May 31 marks World No Tobacco Day, which aims to raise awareness about the dangers of using tobacco. This year’s theme is ‘Commit to quit’, and if you’re a smoker, there’s no better time than today to quit smoking.
When you stop smoking, you’ll enjoy many immediate benefits to your health, finances and personal wellbeing. You’ll also reduce your risk of 16 cancers caused by tobacco. The results are worth it and there’s plenty of support available.
Ready to quit smoking? See our top five tips to help you.
1. Understand withdrawal symptoms
You may feel withdrawal symptoms from quitting smoking. They’re a sign that the nicotine is leaving your body, your body is healing, and you’re getting healthier.
Withdrawal symptoms typically last two weeks and will eventually pass. Here are ideas for dealing with common withdrawal symptoms.
Feeling restless, tense or angry
Breathe deeply
Do some relaxation exercises
Go for a walk, do something physical
Listen to music or have a bath
Having difficulty sleeping
Relax
Listen to music
Have a hot, milky drink
Exercise during the day
Feeling sad
Relax
Go for a walk, do something physical
Do something nice for yourself
Reach out to friends or family
Constipation or diarrhoea
Drink 8-10 cups of water each day
Eat more fruit, vegetables and cereal
Having trouble concentrating
Make lists
Break tasks into small chunks and do them one by one, with breaks in between
Quitting will test your willpower. Work out the reasons for quitting that are important to you and remind yourself of these to motivate you.
As soon as you stop smoking, your risk of cancer, stroke and heart disease goes down. You’ll feel healthier and have more energy, and you’ll breathe easier.
You will feel more in control.
If you have children, you can set a good example for them and reduce the chance that they will smoke.
The money you save by not smoking will add up.
3. Use Nicotine Replacement Therapy products that can help you quit smoking
Some people may choose to go ‘cold turkey’, but this may not suit everyone. Consider Nicotine Replacement Therapy (NRT) which releases small doses of nicotine and reduces withdrawal symptoms and cravings for cigarettes.
NRT products come in the form of patches, gum, lozenges, sprays and inhalers, and are available over the counter and by prescription.
4. Look after yourself while you are quitting
Look after your physical and emotional health. Get plenty of sleep, eat well and do some exercise.
Take one day at a time and give yourself rewards and encouragement. Plan an enjoyable activity for each day to give yourself something to look forward to doing.
Your mind is going to convince you that you need to smoke.

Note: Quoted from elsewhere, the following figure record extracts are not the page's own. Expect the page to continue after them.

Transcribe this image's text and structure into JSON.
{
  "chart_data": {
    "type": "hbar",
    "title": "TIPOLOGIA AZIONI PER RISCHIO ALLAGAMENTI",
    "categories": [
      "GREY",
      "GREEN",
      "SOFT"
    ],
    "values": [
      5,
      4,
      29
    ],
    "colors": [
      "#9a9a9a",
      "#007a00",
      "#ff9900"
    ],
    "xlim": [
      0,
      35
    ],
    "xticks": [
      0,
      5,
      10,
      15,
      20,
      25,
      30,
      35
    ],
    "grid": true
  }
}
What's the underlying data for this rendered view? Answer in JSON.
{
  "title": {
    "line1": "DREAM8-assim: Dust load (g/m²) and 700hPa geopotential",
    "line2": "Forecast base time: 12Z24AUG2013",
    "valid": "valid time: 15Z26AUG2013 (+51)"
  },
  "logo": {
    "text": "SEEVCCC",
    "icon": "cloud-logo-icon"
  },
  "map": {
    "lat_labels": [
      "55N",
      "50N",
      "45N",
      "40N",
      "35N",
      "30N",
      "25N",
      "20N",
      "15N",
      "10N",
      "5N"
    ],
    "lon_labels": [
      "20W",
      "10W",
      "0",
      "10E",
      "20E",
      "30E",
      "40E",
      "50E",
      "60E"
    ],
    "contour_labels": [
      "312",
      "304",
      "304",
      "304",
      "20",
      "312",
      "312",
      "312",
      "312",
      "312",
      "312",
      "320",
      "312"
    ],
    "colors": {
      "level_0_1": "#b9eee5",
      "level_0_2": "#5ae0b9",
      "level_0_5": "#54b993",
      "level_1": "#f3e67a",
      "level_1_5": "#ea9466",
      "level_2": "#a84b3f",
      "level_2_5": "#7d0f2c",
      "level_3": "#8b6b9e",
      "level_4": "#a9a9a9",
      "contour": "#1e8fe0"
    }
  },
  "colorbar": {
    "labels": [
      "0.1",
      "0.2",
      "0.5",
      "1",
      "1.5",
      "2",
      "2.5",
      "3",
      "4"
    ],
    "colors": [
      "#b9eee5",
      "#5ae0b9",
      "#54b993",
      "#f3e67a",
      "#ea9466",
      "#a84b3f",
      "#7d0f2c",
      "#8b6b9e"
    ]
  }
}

The way you think affects the way you feel and act. If you slip up, you might feel guilty and want to give up. If you slip up, remind yourself that it’s simply that and go back to your normal plan. Slipping up doesn’t make you a smoker again.
5. Get support
You’re not alone when you quit, as there are support services to help you break the habit.
Speak to your GP as they can chat to you about any of your worries about quitting smoking. They can advise on and prescribe medications to help you stop smoking. If you’re taking medication, your GP will also advise if they need adjusting when you stop smoking.

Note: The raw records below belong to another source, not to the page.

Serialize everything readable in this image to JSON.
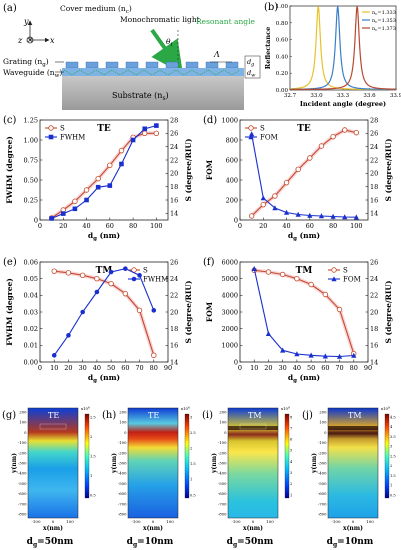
{
  "panel_labels": {
    "a": "(a)",
    "b": "(b)",
    "c": "(c)",
    "d": "(d)",
    "e": "(e)",
    "f": "(f)",
    "g": "(g)",
    "h": "(h)",
    "i": "(i)",
    "j": "(j)"
  },
  "schematic": {
    "light_label": "Monochromatic light",
    "cover_label": "Cover medium (n",
    "cover_sub": "c",
    "resonant_label": "Resonant angle",
    "theta_label": "θ",
    "theta_sub": "i",
    "grating_label": "Grating (n",
    "grating_sub": "g",
    "waveguide_label": "Waveguide (n",
    "waveguide_sub": "w",
    "substrate_label": "Substrate (n",
    "substrate_sub": "s",
    "lambda_label": "Λ",
    "dg_label": "d",
    "dg_sub": "g",
    "dw_label": "d",
    "dw_sub": "w",
    "axis_y": "y",
    "axis_z": "z",
    "axis_x": "x"
  },
  "chart_data": [
    {
      "id": "b",
      "type": "line",
      "xlabel": "Incident angle (degree)",
      "ylabel": "Reflectance",
      "xlim": [
        32.7,
        33.9
      ],
      "ylim": [
        0,
        1.0
      ],
      "xticks": [
        "32.7",
        "33.0",
        "33.3",
        "33.6",
        "33.9"
      ],
      "yticks": [
        "0.00",
        "0.20",
        "0.40",
        "0.60",
        "0.80",
        "1.00"
      ],
      "legend_position": "top-right",
      "series": [
        {
          "name": "n",
          "sub": "c",
          "value": "=1.333",
          "color": "#e8c12a",
          "center": 33.02,
          "width": 0.03
        },
        {
          "name": "n",
          "sub": "c",
          "value": "=1.353",
          "color": "#3a7ec8",
          "center": 33.24,
          "width": 0.03
        },
        {
          "name": "n",
          "sub": "c",
          "value": "=1.373",
          "color": "#b8482e",
          "center": 33.46,
          "width": 0.03
        }
      ]
    },
    {
      "id": "c",
      "type": "line",
      "mode": "TE",
      "xlabel": "d",
      "xlabel_sub": "g",
      "xlabel_unit": " (nm)",
      "ylabel_left": "FWHM (degree)",
      "ylabel_right": "S (degree/RIU)",
      "xlim": [
        0,
        110
      ],
      "ylim_left": [
        0,
        1.25
      ],
      "ylim_right": [
        13,
        28
      ],
      "xticks": [
        0,
        20,
        40,
        60,
        80,
        100
      ],
      "yticks_left": [
        0,
        0.25,
        0.5,
        0.75,
        1.0,
        1.25
      ],
      "yticks_left_labels": [
        "0",
        "0.25",
        "0.50",
        "0.75",
        "1.00",
        "1.25"
      ],
      "yticks_right": [
        14,
        16,
        18,
        20,
        22,
        24,
        26,
        28
      ],
      "legend_position": "top-left",
      "series": [
        {
          "name": "S",
          "color": "#c44a2a",
          "marker": "circle-open",
          "axis": "right",
          "x": [
            10,
            20,
            30,
            40,
            50,
            60,
            70,
            80,
            90,
            100
          ],
          "y": [
            13.3,
            14.5,
            15.8,
            17.5,
            19.2,
            21.2,
            23.4,
            25.4,
            26.0,
            26.0
          ]
        },
        {
          "name": "FWHM",
          "color": "#1a2fd0",
          "marker": "square-filled",
          "axis": "left",
          "x": [
            10,
            20,
            30,
            40,
            50,
            60,
            70,
            80,
            90,
            100
          ],
          "y": [
            0.02,
            0.08,
            0.14,
            0.25,
            0.41,
            0.43,
            0.7,
            1.0,
            1.14,
            1.18
          ]
        }
      ]
    },
    {
      "id": "d",
      "type": "line",
      "mode": "TE",
      "xlabel": "d",
      "xlabel_sub": "g",
      "xlabel_unit": " (nm)",
      "ylabel_left": "FOM",
      "ylabel_right": "S (degree/RIU)",
      "xlim": [
        0,
        110
      ],
      "ylim_left": [
        0,
        1000
      ],
      "ylim_right": [
        13,
        28
      ],
      "xticks": [
        0,
        20,
        40,
        60,
        80,
        100
      ],
      "yticks_left": [
        0,
        200,
        400,
        600,
        800,
        1000
      ],
      "yticks_right": [
        14,
        16,
        18,
        20,
        22,
        24,
        26,
        28
      ],
      "legend_position": "top-left",
      "series": [
        {
          "name": "S",
          "color": "#c44a2a",
          "marker": "circle-open",
          "axis": "right",
          "x": [
            10,
            20,
            30,
            40,
            50,
            60,
            70,
            80,
            90,
            100
          ],
          "y": [
            13.6,
            15.3,
            16.6,
            18.6,
            20.6,
            22.3,
            24.1,
            25.5,
            26.5,
            26.1
          ]
        },
        {
          "name": "FOM",
          "color": "#1a2fd0",
          "marker": "triangle-filled",
          "axis": "left",
          "x": [
            10,
            20,
            30,
            40,
            50,
            60,
            70,
            80,
            90,
            100
          ],
          "y": [
            860,
            220,
            120,
            75,
            55,
            45,
            40,
            35,
            30,
            28
          ]
        }
      ]
    },
    {
      "id": "e",
      "type": "line",
      "mode": "TM",
      "xlabel": "d",
      "xlabel_sub": "g",
      "xlabel_unit": " (nm)",
      "ylabel_left": "FWHM (degree)",
      "ylabel_right": "S (degree/RIU)",
      "xlim": [
        0,
        90
      ],
      "ylim_left": [
        0,
        0.06
      ],
      "ylim_right": [
        14,
        26
      ],
      "xticks": [
        0,
        10,
        20,
        30,
        40,
        50,
        60,
        70,
        80,
        90
      ],
      "yticks_left": [
        0,
        0.01,
        0.02,
        0.03,
        0.04,
        0.05,
        0.06
      ],
      "yticks_left_labels": [
        "0.00",
        "0.01",
        "0.02",
        "0.03",
        "0.04",
        "0.05",
        "0.06"
      ],
      "yticks_right": [
        14,
        16,
        18,
        20,
        22,
        24,
        26
      ],
      "legend_position": "top-right",
      "series": [
        {
          "name": "S",
          "color": "#c44a2a",
          "marker": "circle-open",
          "axis": "right",
          "x": [
            10,
            20,
            30,
            40,
            50,
            60,
            70,
            80
          ],
          "y": [
            24.9,
            24.7,
            24.4,
            24.0,
            23.4,
            22.2,
            20.2,
            14.8
          ]
        },
        {
          "name": "FWHM",
          "color": "#1a2fd0",
          "marker": "circle-filled",
          "axis": "left",
          "x": [
            10,
            20,
            30,
            40,
            50,
            60,
            70,
            80
          ],
          "y": [
            0.004,
            0.016,
            0.03,
            0.042,
            0.054,
            0.056,
            0.052,
            0.031
          ]
        }
      ]
    },
    {
      "id": "f",
      "type": "line",
      "mode": "TM",
      "xlabel": "d",
      "xlabel_sub": "g",
      "xlabel_unit": " (nm)",
      "ylabel_left": "FOM",
      "ylabel_right": "S (degree/RIU)",
      "xlim": [
        0,
        90
      ],
      "ylim_left": [
        0,
        6000
      ],
      "ylim_right": [
        14,
        26
      ],
      "xticks": [
        0,
        10,
        20,
        30,
        40,
        50,
        60,
        70,
        80,
        90
      ],
      "yticks_left": [
        0,
        1000,
        2000,
        3000,
        4000,
        5000,
        6000
      ],
      "yticks_right": [
        14,
        16,
        18,
        20,
        22,
        24,
        26
      ],
      "legend_position": "top-right",
      "series": [
        {
          "name": "S",
          "color": "#c44a2a",
          "marker": "circle-open",
          "axis": "right",
          "x": [
            10,
            20,
            30,
            40,
            50,
            60,
            70,
            80
          ],
          "y": [
            25.0,
            24.8,
            24.5,
            24.0,
            23.3,
            22.1,
            20.3,
            15.0
          ]
        },
        {
          "name": "FOM",
          "color": "#1a2fd0",
          "marker": "triangle-filled",
          "axis": "left",
          "x": [
            10,
            20,
            30,
            40,
            50,
            60,
            70,
            80
          ],
          "y": [
            5600,
            1700,
            700,
            480,
            400,
            350,
            330,
            390
          ]
        }
      ]
    },
    {
      "id": "g",
      "type": "heatmap",
      "mode": "TE",
      "xlabel": "x(nm)",
      "ylabel": "y(nm)",
      "xticks": [
        "-100",
        "0",
        "100"
      ],
      "yticks": [
        "200",
        "100",
        "0",
        "-100",
        "-200",
        "-300",
        "-400",
        "-500",
        "-600",
        "-700",
        "-800"
      ],
      "colorbar_exp": "x10",
      "colorbar_exp_sup": "6",
      "colorbar_ticks": [
        "2.5",
        "2",
        "1.5",
        "1",
        "0.5"
      ],
      "caption": "d",
      "caption_sub": "g",
      "caption_value": "=50nm"
    },
    {
      "id": "h",
      "type": "heatmap",
      "mode": "TE",
      "xlabel": "x(nm)",
      "ylabel": "y(nm)",
      "xticks": [
        "-100",
        "0",
        "100"
      ],
      "yticks": [
        "200",
        "100",
        "0",
        "-100",
        "-200",
        "-300",
        "-400",
        "-500",
        "-600",
        "-700",
        "-800"
      ],
      "colorbar_exp": "x10",
      "colorbar_exp_sup": "6",
      "colorbar_ticks": [
        "3",
        "2.5",
        "2",
        "1.5",
        "1",
        "0.5"
      ],
      "caption": "d",
      "caption_sub": "g",
      "caption_value": "=10nm"
    },
    {
      "id": "i",
      "type": "heatmap",
      "mode": "TM",
      "xlabel": "x(nm)",
      "ylabel": "y(nm)",
      "xticks": [
        "-100",
        "0",
        "100"
      ],
      "yticks": [
        "200",
        "100",
        "0",
        "-100",
        "-200",
        "-300",
        "-400",
        "-500",
        "-600",
        "-700",
        "-800"
      ],
      "colorbar_exp": "x10",
      "colorbar_exp_sup": "9",
      "colorbar_ticks": [
        "8",
        "7",
        "6",
        "5",
        "4",
        "3",
        "2",
        "1"
      ],
      "caption": "d",
      "caption_sub": "g",
      "caption_value": "=50nm"
    },
    {
      "id": "j",
      "type": "heatmap",
      "mode": "TM",
      "xlabel": "x(nm)",
      "ylabel": "y(nm)",
      "xticks": [
        "-100",
        "0",
        "100"
      ],
      "yticks": [
        "200",
        "100",
        "0",
        "-100",
        "-200",
        "-300",
        "-400",
        "-500",
        "-600",
        "-700",
        "-800"
      ],
      "colorbar_exp": "x10",
      "colorbar_exp_sup": "9",
      "colorbar_ticks": [
        "4.5",
        "4",
        "3.5",
        "3",
        "2.5",
        "2",
        "1.5",
        "1",
        "0.5"
      ],
      "caption": "d",
      "caption_sub": "g",
      "caption_value": "=10nm"
    }
  ]
}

For free and confidential information and advice, call NSW Quitline on 13 4878 (13 QUIT). You can speak to a professional telephone advisor who will provide resources and support to help you quit. Calling Quitline doubles you chances of quitting.
You can also get a free Quit Kit from iCanQuit. It has resources with facts, ideas and tips to help you quit smoking. You can order a kit by post or download it online.
There are many approaches to quitting smoking. If you’re not sure which one suits you, speak to your GP. You may need to practise quitting several times before you give it up. Keep trying and don’t give up.